In conclusion, the LNR is an independent prognostic factor for CCSS and OS in node-positive cervical cancer and it can be considered as a useful factor to predict the outcome of postoperative RT. Patients with a lower LNR may not benefit from postoperative RT and could avoid the associated toxicities. These findings may assist with clinical decision-making regarding postoperative RT in lymph node-positive cervical cancer; confirmation of these results in large, prospective, randomized clinical studies is warranted.

MATERIALS AND METHODS

Patients

Patients with a primary diagnosis of FIGO stage I–II uterine cervical cancer (International Classification of Disease for Oncology, Third Edition) between 1988 and 2010 were identified from the SEER database. Patients who received hysterectomy with pathologically-confirmed lymph node involvement were included. Patients who did not receive lymph node examinations, with an unknown number of positive lymph nodes, with unspecified/unknown radiotherapy plans, who received RT before surgery or who received radioisotope/radioactive implants were excluded. Permission was obtained to access the research data files from the SEER (reference number 11252-Nov2014) [29]. This study was approved by the ethics committees of the First Affiliated Hospital of Xiamen University.

Demographic and clinicopathological factors

The following covariates were collected from the database: year of diagnosis, age at diagnosis, race, FIGO stage, grade, LNR and postoperative RT. Vital status, including cause of death and follow-up duration were recorded. The primary outcomes were CCSS and OS. LNR was calculated as the number of pathologically-positive lymph nodes divided by the total number of RLNs.

Statistical analysis

Statistical analyses were performed using SPSS version 21.0 (IBM Corporation, Armonk, NY, USA). The chi-square test was used to compare demographic and clinicopathological characteristics between patients grouped by categorical variables. The optimal cut-off point for the LNR was determined by ROC curve analysis. Survival rates were calculated using the Kaplan-Meier method and compared using the log-rank test. Univariate and multivariate Cox regression analyses were performed to identify prognostic factors. Factors deemed significant in univariate analysis were included in multivariate analysis; P < 0.05 was considered significant in all analyses.
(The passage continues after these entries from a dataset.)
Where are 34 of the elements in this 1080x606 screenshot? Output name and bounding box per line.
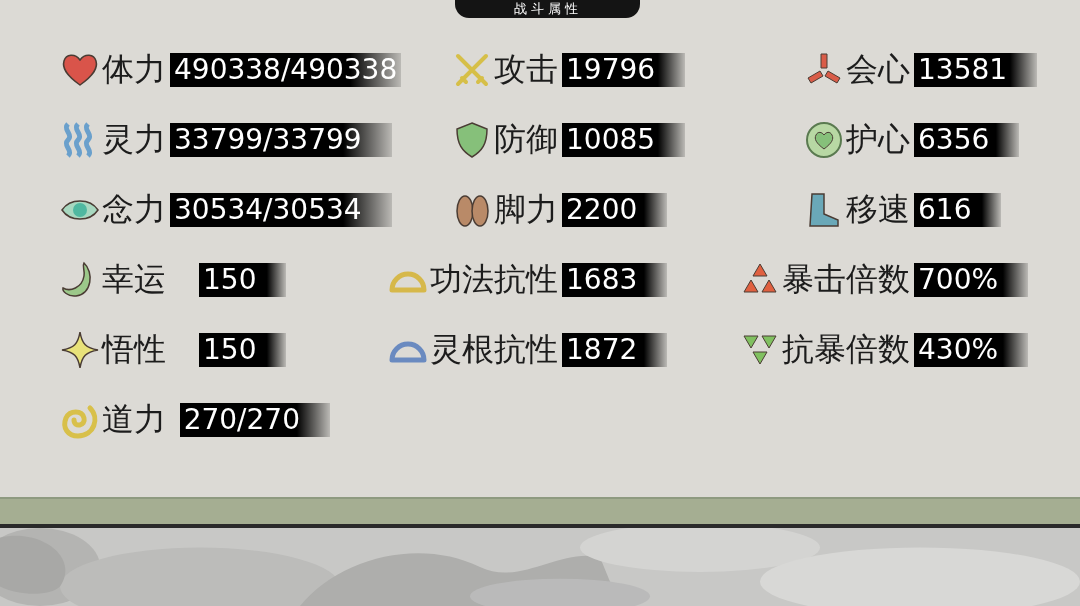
stat-value: 700% xyxy=(914,263,1029,297)
stat-value: 616 xyxy=(914,193,1002,227)
stat-label: 抗暴倍数 xyxy=(782,329,910,370)
stat-value: 1872 xyxy=(562,333,668,367)
stat-label: 移速 xyxy=(846,189,910,230)
stat-label: 灵根抗性 xyxy=(430,329,558,370)
stat-value: 2200 xyxy=(562,193,668,227)
stat-label: 幸运 xyxy=(102,259,166,300)
stat-label: 脚力 xyxy=(494,189,558,230)
stat-value: 13581 xyxy=(914,53,1038,87)
panel-title: 战斗属性 xyxy=(455,0,640,18)
stat-label: 暴击倍数 xyxy=(782,259,910,300)
stat-value: 6356 xyxy=(914,123,1020,157)
stat-label: 会心 xyxy=(846,49,910,90)
stat-value: 10085 xyxy=(562,123,686,157)
stat-value: 30534/30534 xyxy=(170,193,392,227)
stat-label: 悟性 xyxy=(102,329,166,370)
stat-label: 功法抗性 xyxy=(430,259,558,300)
stat-label: 护心 xyxy=(846,119,910,160)
stat-value: 150 xyxy=(199,333,287,367)
stat-value: 270/270 xyxy=(179,403,330,437)
stat-label: 道力 xyxy=(102,399,166,440)
stat-label: 攻击 xyxy=(494,49,558,90)
stat-label: 念力 xyxy=(102,189,166,230)
stat-label: 灵力 xyxy=(102,119,166,160)
stat-value: 19796 xyxy=(562,53,686,87)
heart-ring-icon xyxy=(804,120,844,160)
stat-value: 430% xyxy=(914,333,1029,367)
sparkle-icon xyxy=(60,330,100,370)
stat-label: 防御 xyxy=(494,119,558,160)
stat-value: 33799/33799 xyxy=(170,123,392,157)
stat-label: 体力 xyxy=(102,49,166,90)
stat-value: 1683 xyxy=(562,263,668,297)
stat-value: 150 xyxy=(199,263,287,297)
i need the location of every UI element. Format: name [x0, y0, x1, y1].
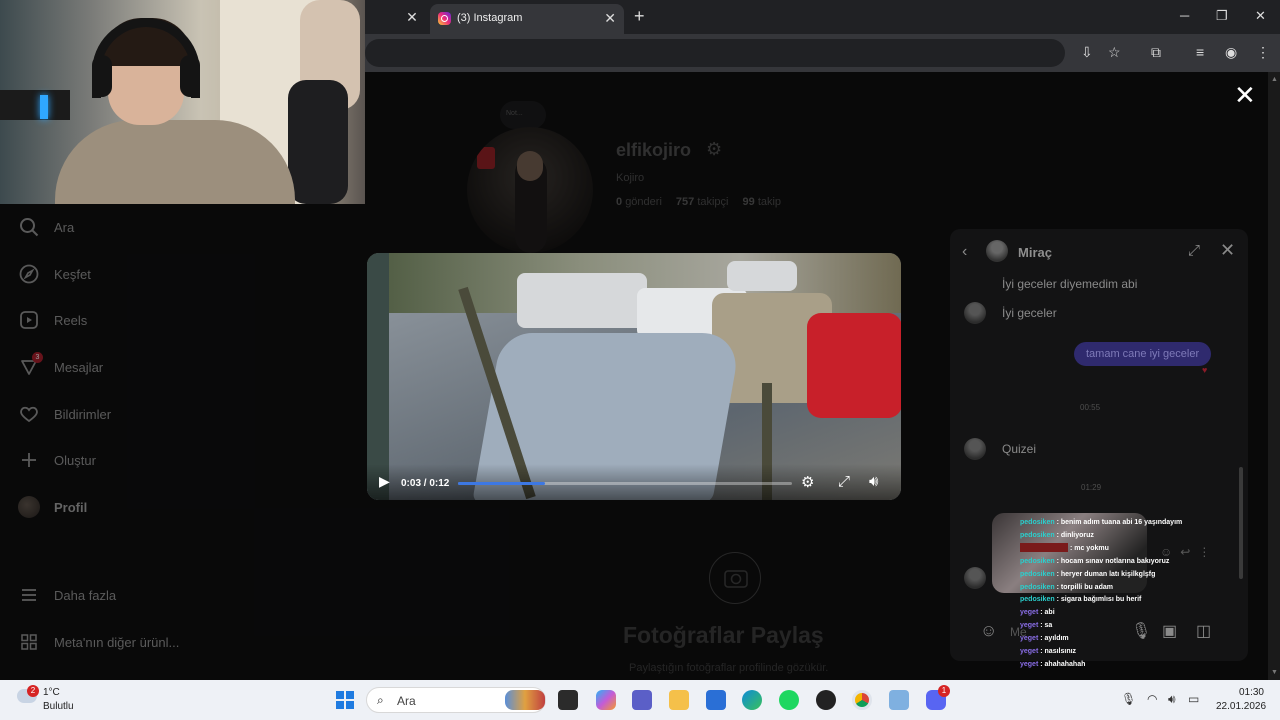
- chrome-icon[interactable]: [852, 690, 872, 710]
- search-highlight-image: [505, 690, 545, 710]
- task-view-icon[interactable]: [558, 690, 578, 710]
- stream-chat-line: pedosiken : dinliyoruz: [1020, 531, 1094, 539]
- chat-contact-name[interactable]: Miraç: [1018, 245, 1052, 260]
- battery-icon[interactable]: ▭: [1188, 692, 1199, 706]
- stream-chat-line: pedosiken : sigara bağımlısı bu herif: [1020, 596, 1142, 604]
- chat-message-outgoing: tamam cane iyi geceler: [1074, 342, 1212, 366]
- wifi-icon[interactable]: ◠: [1147, 692, 1157, 706]
- chat-message: Quizei: [1002, 442, 1037, 456]
- chat-message: İyi geceler: [1002, 306, 1057, 320]
- avatar[interactable]: [964, 567, 986, 589]
- minimize-button[interactable]: ─: [1180, 8, 1189, 23]
- stream-chat-line: pedosiken : hocam sınav notlarına bakıyo…: [1020, 557, 1170, 565]
- page-scrollbar[interactable]: ▲ ▼: [1268, 72, 1280, 680]
- app-icon[interactable]: [889, 690, 909, 710]
- stream-chat-line: pedosiken : heryer duman latı kişilkglşf…: [1020, 570, 1156, 578]
- reaction-heart-icon: ♥: [1202, 365, 1208, 375]
- clock-date: 22.01.2026: [1216, 701, 1267, 712]
- video-progress-fill: [458, 482, 545, 485]
- microphone-icon[interactable]: 🎙︎: [1121, 692, 1136, 706]
- weather-desc: Bulutlu: [43, 701, 74, 712]
- back-arrow-icon[interactable]: ‹: [962, 243, 967, 261]
- stream-chat-line: : mc yokmu: [1020, 543, 1220, 556]
- stream-chat-line: yeget : sa: [1020, 622, 1053, 630]
- system-clock[interactable]: 01:30 22.01.2026: [1216, 687, 1267, 712]
- search-icon: ⌕: [377, 693, 384, 707]
- edge-icon[interactable]: [742, 690, 762, 710]
- fullscreen-icon[interactable]: ⤢: [838, 473, 850, 490]
- webcam-overlay: [0, 0, 365, 204]
- chat-scrollbar[interactable]: [1238, 277, 1244, 597]
- file-explorer-icon[interactable]: [669, 690, 689, 710]
- taskbar-search[interactable]: ⌕ Ara: [366, 687, 546, 713]
- stream-chat-line: pedosiken : torpilli bu adam: [1020, 583, 1113, 591]
- profile-icon[interactable]: ◉: [1225, 44, 1237, 61]
- tab-instagram[interactable]: (3) Instagram ✕: [430, 4, 624, 34]
- discord-icon[interactable]: 1: [926, 685, 950, 710]
- stream-chat-line: yeget : ayıldım: [1020, 635, 1069, 643]
- install-app-icon[interactable]: ⇩: [1081, 44, 1093, 61]
- volume-icon[interactable]: 🔊︎: [1168, 692, 1176, 707]
- start-button[interactable]: [336, 691, 354, 709]
- video-time: 0:03 / 0:12: [401, 478, 450, 489]
- instagram-icon: [438, 12, 451, 25]
- search-placeholder: Ara: [397, 694, 416, 708]
- video-progress-bar[interactable]: [458, 482, 792, 485]
- expand-icon[interactable]: ⤢: [1188, 242, 1200, 259]
- new-tab-button[interactable]: +: [634, 6, 645, 27]
- store-icon[interactable]: [706, 690, 726, 710]
- chat-message: İyi geceler diyemedim abi: [1002, 277, 1138, 291]
- stream-chat-line: yeget : ahahahahah: [1020, 660, 1086, 668]
- stream-chat-overlay: pedosiken : benim adım tuana abi 16 yaşı…: [1020, 517, 1220, 672]
- bookmark-star-icon[interactable]: ☆: [1108, 44, 1121, 61]
- avatar[interactable]: [964, 438, 986, 460]
- stream-chat-line: yeget : nasılsınız: [1020, 648, 1077, 656]
- emoji-icon[interactable]: ☺: [980, 621, 997, 641]
- weather-temp: 1°C: [43, 687, 60, 698]
- tab-title: (3) Instagram: [457, 12, 523, 24]
- tab-close-icon[interactable]: ✕: [604, 10, 616, 27]
- video-player[interactable]: ▶ 0:03 / 0:12 ⚙ ⤢ 🔊︎: [367, 253, 901, 500]
- avatar[interactable]: [986, 240, 1008, 262]
- chat-timestamp: 01:29: [1081, 483, 1102, 492]
- weather-badge: 2: [27, 685, 39, 697]
- close-icon[interactable]: ✕: [404, 9, 420, 25]
- stream-chat-line: pedosiken : benim adım tuana abi 16 yaşı…: [1020, 519, 1183, 526]
- chat-timestamp: 00:55: [1080, 403, 1101, 412]
- volume-icon[interactable]: 🔊︎: [869, 473, 878, 490]
- close-icon[interactable]: ✕: [1220, 240, 1235, 261]
- address-bar[interactable]: [365, 39, 1065, 67]
- settings-gear-icon[interactable]: ⚙: [801, 473, 814, 491]
- window-close-button[interactable]: ✕: [1255, 8, 1266, 24]
- spotify-icon[interactable]: [779, 690, 799, 710]
- teams-icon[interactable]: [632, 690, 652, 710]
- play-icon[interactable]: ▶: [379, 473, 390, 490]
- modal-close-button[interactable]: ✕: [1234, 82, 1256, 108]
- windows-taskbar: 2 1°C Bulutlu ⌕ Ara 1 🎙︎ ◠ 🔊︎ ▭ 01:30 22…: [0, 680, 1280, 720]
- copilot-icon[interactable]: [596, 690, 616, 710]
- stream-chat-line: yeget : abi: [1020, 609, 1055, 617]
- menu-dots-icon[interactable]: ⋮: [1256, 44, 1270, 61]
- obs-icon[interactable]: [816, 690, 836, 710]
- restore-button[interactable]: ❐: [1216, 8, 1228, 24]
- extensions-icon[interactable]: ⧉: [1151, 44, 1161, 61]
- clock-time: 01:30: [1238, 687, 1264, 698]
- media-control-icon[interactable]: ≡: [1196, 44, 1204, 60]
- avatar[interactable]: [964, 302, 986, 324]
- discord-badge: 1: [938, 685, 950, 697]
- screen: ✕ (3) Instagram ✕ + ─ ❐ ✕ ⇩ ☆ ⧉ ≡ ◉ ⋮ Ar…: [0, 0, 1280, 720]
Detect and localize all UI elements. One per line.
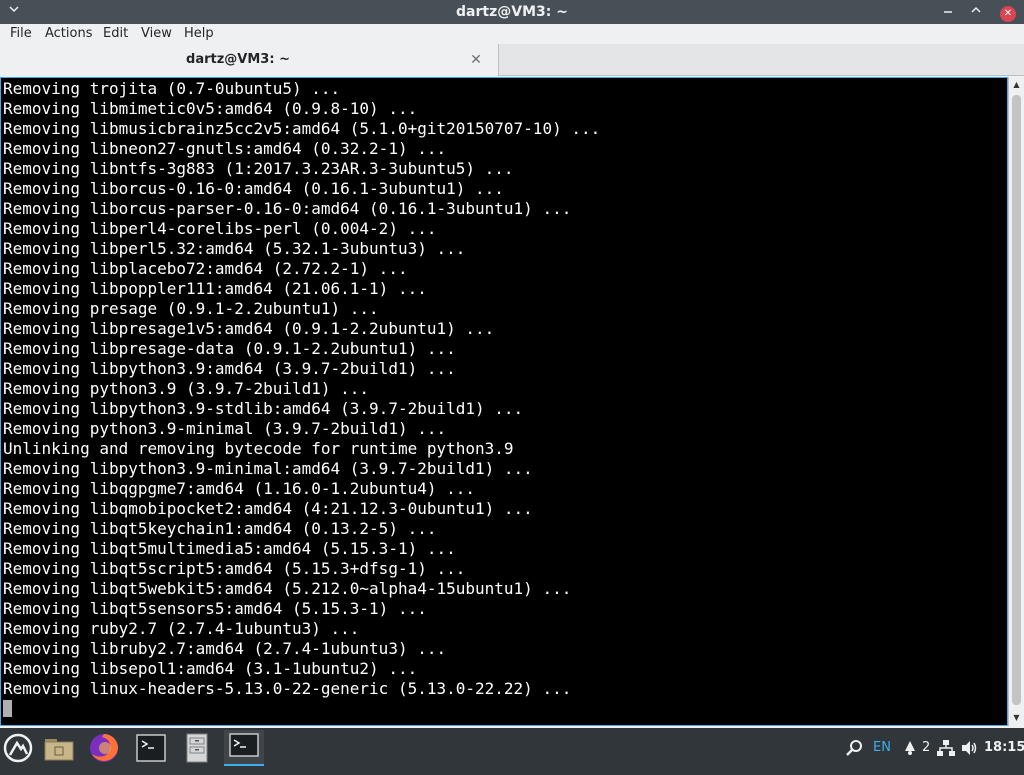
terminal-line: Removing libqt5multimedia5:amd64 (5.15.3… [3, 539, 456, 558]
terminal-line: Removing libplacebo72:amd64 (2.72.2-1) .… [3, 259, 408, 278]
terminal-line: Removing libpoppler111:amd64 (21.06.1-1)… [3, 279, 427, 298]
terminal-line: Removing libperl5.32:amd64 (5.32.1-3ubun… [3, 239, 466, 258]
terminal-line: Removing linux-headers-5.13.0-22-generic… [3, 679, 572, 698]
terminal-line: Removing libqt5keychain1:amd64 (0.13.2-5… [3, 519, 437, 538]
terminal-line: Removing libsepol1:amd64 (3.1-1ubuntu2) … [3, 659, 418, 678]
text-cursor [3, 700, 12, 717]
terminal-line: Removing libqt5sensors5:amd64 (5.15.3-1)… [3, 599, 427, 618]
app-launcher-icon[interactable] [2, 732, 34, 764]
scroll-down-icon[interactable]: ▼ [1009, 710, 1024, 726]
tab-label: dartz@VM3: ~ [186, 52, 290, 67]
terminal-line: Removing libperl4-corelibs-perl (0.004-2… [3, 219, 437, 238]
scrollbar[interactable]: ▲ ▼ [1008, 77, 1024, 726]
terminal-line: Removing libqt5script5:amd64 (5.15.3+dfs… [3, 559, 466, 578]
terminal-line: Removing python3.9-minimal (3.9.7-2build… [3, 419, 447, 438]
terminal-lines: Removing trojita (0.7-0ubuntu5) ... Remov… [3, 79, 1005, 719]
folder-icon[interactable] [43, 732, 75, 764]
maximize-icon[interactable] [966, 2, 986, 22]
terminal-window-icon[interactable] [224, 730, 264, 766]
taskbar: EN 2 18:15 [0, 728, 1024, 768]
terminal-line: Removing ruby2.7 (2.7.4-1ubuntu3) ... [3, 619, 360, 638]
terminal-line: Removing trojita (0.7-0ubuntu5) ... [3, 79, 341, 98]
network-icon[interactable] [937, 728, 955, 774]
title-bar[interactable]: dartz@VM3: ~ ✕ [0, 0, 1024, 24]
terminal-line: Removing presage (0.9.1-2.2ubuntu1) ... [3, 299, 379, 318]
terminal-line: Removing libpresage-data (0.9.1-2.2ubunt… [3, 339, 456, 358]
menu-help[interactable]: Help [184, 24, 214, 44]
menu-edit[interactable]: Edit [103, 24, 128, 44]
clock[interactable]: 18:15 [984, 728, 1024, 768]
keyboard-layout[interactable]: EN [873, 728, 891, 768]
file-cabinet-icon[interactable] [181, 732, 213, 764]
notification-count: 2 [922, 740, 931, 755]
volume-icon[interactable] [960, 728, 978, 774]
menu-bar: File Actions Edit View Help [0, 24, 1024, 44]
terminal-line: Removing python3.9 (3.9.7-2build1) ... [3, 379, 370, 398]
window-title: dartz@VM3: ~ [456, 4, 568, 20]
terminal-line: Removing liborcus-0.16-0:amd64 (0.16.1-3… [3, 179, 504, 198]
terminal-line: Removing libpython3.9-minimal:amd64 (3.9… [3, 459, 533, 478]
menu-file[interactable]: File [10, 24, 32, 44]
terminal-line: Removing libruby2.7:amd64 (2.7.4-1ubuntu… [3, 639, 447, 658]
terminal-line: Removing libmimetic0v5:amd64 (0.9.8-10) … [3, 99, 418, 118]
terminal-line: Removing libneon27-gnutls:amd64 (0.32.2-… [3, 139, 447, 158]
close-icon[interactable]: ✕ [468, 52, 484, 68]
terminal-icon[interactable] [135, 732, 167, 764]
firefox-icon[interactable] [88, 732, 120, 764]
terminal-line: Removing libqmobipocket2:amd64 (4:21.12.… [3, 499, 533, 518]
scroll-up-icon[interactable]: ▲ [1009, 77, 1024, 93]
minimize-icon[interactable] [938, 2, 958, 22]
scrollbar-thumb[interactable] [1012, 95, 1021, 705]
terminal-line: Removing libpython3.9-stdlib:amd64 (3.9.… [3, 399, 524, 418]
terminal-line: Unlinking and removing bytecode for runt… [3, 439, 514, 458]
terminal-output[interactable]: Removing trojita (0.7-0ubuntu5) ... Remov… [0, 77, 1008, 726]
tab-terminal[interactable]: dartz@VM3: ~ ✕ [0, 44, 499, 76]
tab-bar: dartz@VM3: ~ ✕ [0, 44, 1024, 76]
terminal-prompt-line [3, 699, 1005, 719]
terminal-line: Removing libqgpgme7:amd64 (1.16.0-1.2ubu… [3, 479, 476, 498]
terminal-line: Removing liborcus-parser-0.16-0:amd64 (0… [3, 199, 572, 218]
menu-actions[interactable]: Actions [45, 24, 93, 44]
notification-icon[interactable] [902, 728, 918, 773]
terminal-line: Removing libpresage1v5:amd64 (0.9.1-2.2u… [3, 319, 495, 338]
menu-view[interactable]: View [141, 24, 172, 44]
close-icon[interactable]: ✕ [998, 2, 1018, 22]
terminal-line: Removing libpython3.9:amd64 (3.9.7-2buil… [3, 359, 456, 378]
terminal-line: Removing libntfs-3g883 (1:2017.3.23AR.3-… [3, 159, 514, 178]
terminal-line: Removing libmusicbrainz5cc2v5:amd64 (5.1… [3, 119, 601, 138]
terminal-line: Removing libqt5webkit5:amd64 (5.212.0~al… [3, 579, 572, 598]
terminal-window: dartz@VM3: ~ ✕ File Actions Edit View He… [0, 0, 1024, 728]
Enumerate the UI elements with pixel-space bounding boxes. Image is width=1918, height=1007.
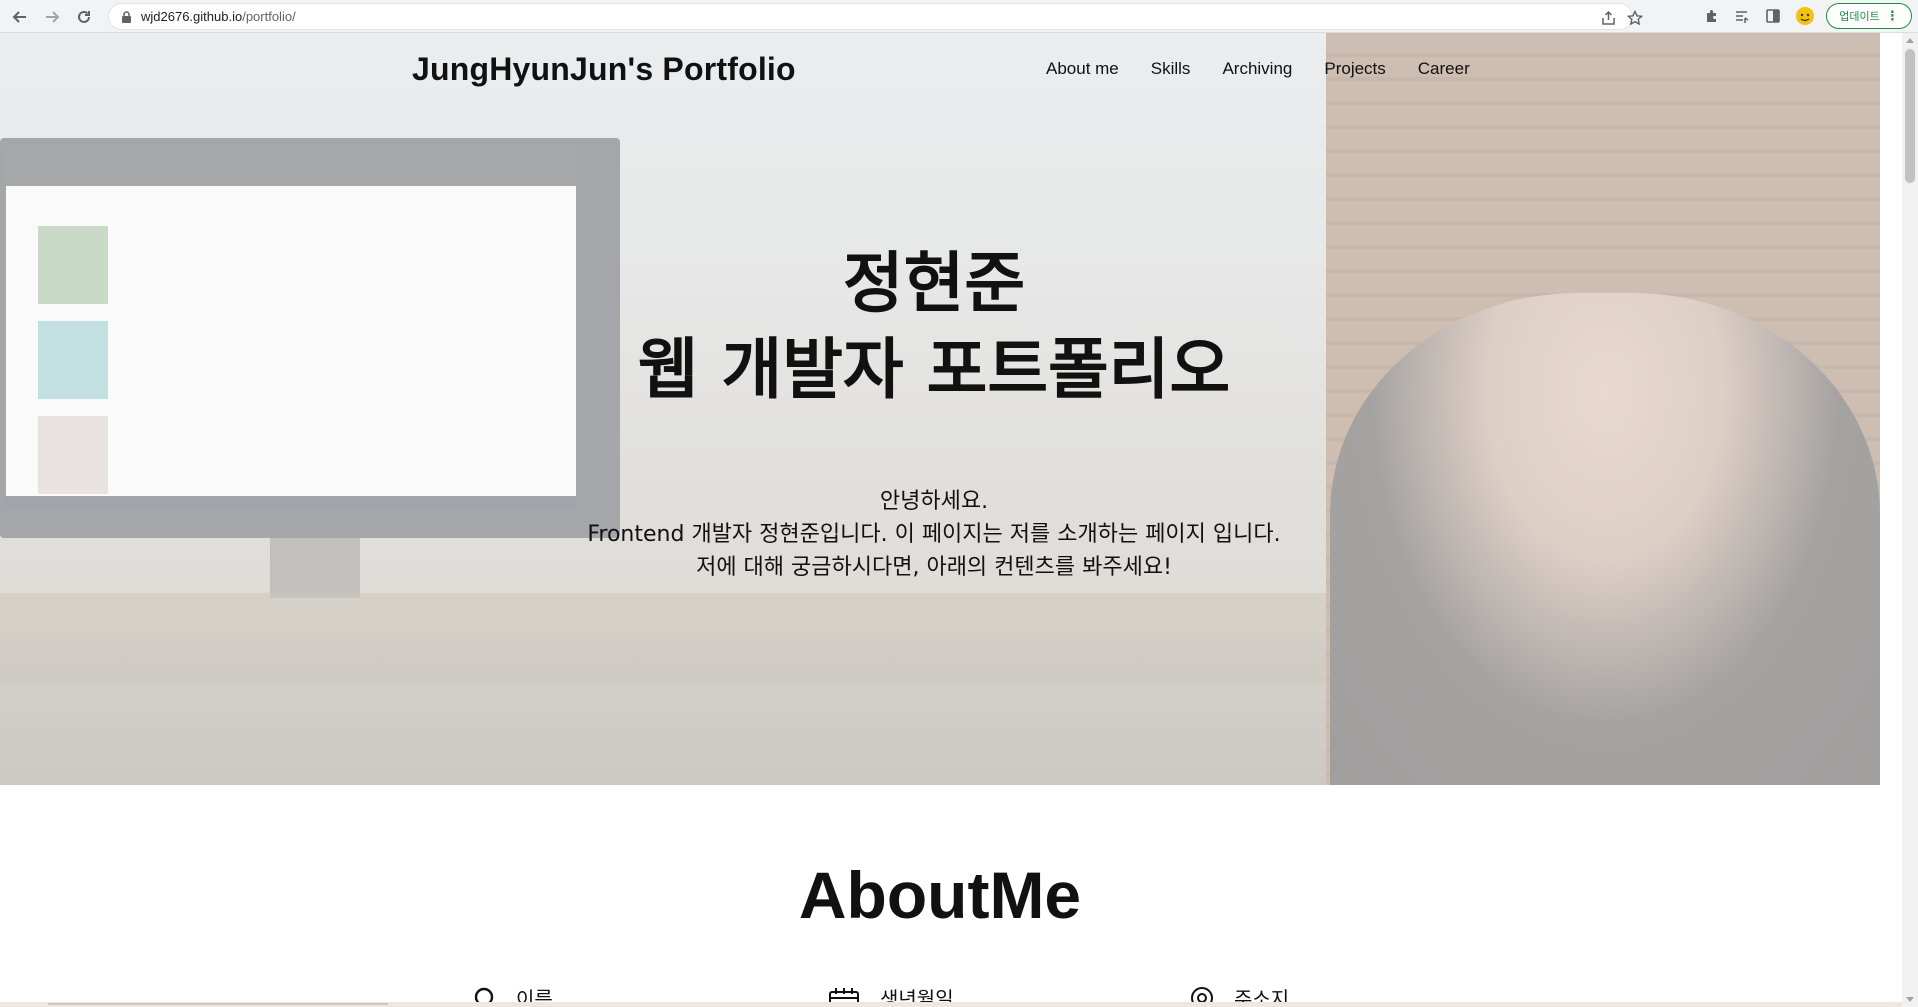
hero-intro: 안녕하세요. Frontend 개발자 정현준입니다. 이 페이지는 저를 소개… [0, 485, 1868, 584]
hero-heading-subtitle: 웹 개발자 포트폴리오 [637, 331, 1231, 408]
arrow-right-icon [46, 11, 60, 23]
scroll-down-arrow-icon[interactable] [1906, 997, 1914, 1002]
scroll-thumb[interactable] [1905, 49, 1915, 183]
more-vert-icon: ⋮ [1885, 8, 1899, 24]
update-label: 업데이트 [1839, 10, 1880, 23]
back-button[interactable] [8, 5, 32, 29]
reading-list-icon[interactable] [1731, 6, 1751, 26]
side-panel-icon[interactable] [1763, 6, 1783, 26]
site-nav: About me Skills Archiving Projects Caree… [1046, 59, 1502, 79]
scroll-up-arrow-icon[interactable] [1906, 38, 1914, 43]
hero-intro-line: Frontend 개발자 정현준입니다. 이 페이지는 저를 소개하는 페이지 … [587, 522, 1281, 547]
url-text: wjd2676.github.io/portfolio/ [141, 9, 296, 24]
address-bar[interactable]: wjd2676.github.io/portfolio/ [108, 3, 1643, 30]
nav-archiving[interactable]: Archiving [1222, 59, 1292, 79]
page-viewport: JungHyunJun's Portfolio About me Skills … [0, 33, 1902, 1007]
share-icon[interactable] [1599, 9, 1617, 27]
hero-intro-line: 안녕하세요. [879, 489, 989, 514]
hero-section: JungHyunJun's Portfolio About me Skills … [0, 33, 1880, 785]
forward-button[interactable] [40, 5, 64, 29]
reload-button[interactable] [72, 5, 96, 29]
hero-intro-line: 저에 대해 궁금하시다면, 아래의 컨텐츠를 봐주세요! [696, 555, 1172, 580]
hero-heading-name: 정현준 [842, 245, 1026, 322]
update-button[interactable]: 업데이트 ⋮ [1826, 3, 1912, 29]
arrow-left-icon [12, 11, 26, 23]
hero-heading: 정현준 웹 개발자 포트폴리오 [0, 241, 1868, 413]
lock-icon [122, 11, 131, 23]
nav-projects[interactable]: Projects [1324, 59, 1385, 79]
page-scrollbar[interactable] [1902, 33, 1918, 1007]
nav-skills[interactable]: Skills [1151, 59, 1191, 79]
about-section-title: AboutMe [798, 858, 1082, 932]
site-title[interactable]: JungHyunJun's Portfolio [412, 51, 796, 88]
bookmark-star-icon[interactable] [1626, 9, 1644, 27]
reload-icon [78, 10, 90, 23]
bottom-edge [0, 1002, 1902, 1007]
browser-toolbar: wjd2676.github.io/portfolio/ 업데이트 ⋮ [0, 0, 1918, 33]
nav-career[interactable]: Career [1418, 59, 1470, 79]
profile-avatar-icon[interactable] [1795, 6, 1815, 26]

ACKNOWLEDGMENTS AND FUNDING

This work was supported by grants from the National Natural Science Foundation of China (No. 81571418), the Natural Science Foundation of Fujian Province (No. 2015J01550, 2013D001), and the Foundation for Young Scholar of Fujian Provincial Health Department (No. 2014-ZQN-ZD-31).

CONFLICTS OF INTEREST

No any actual or potential conflicts of interest exist.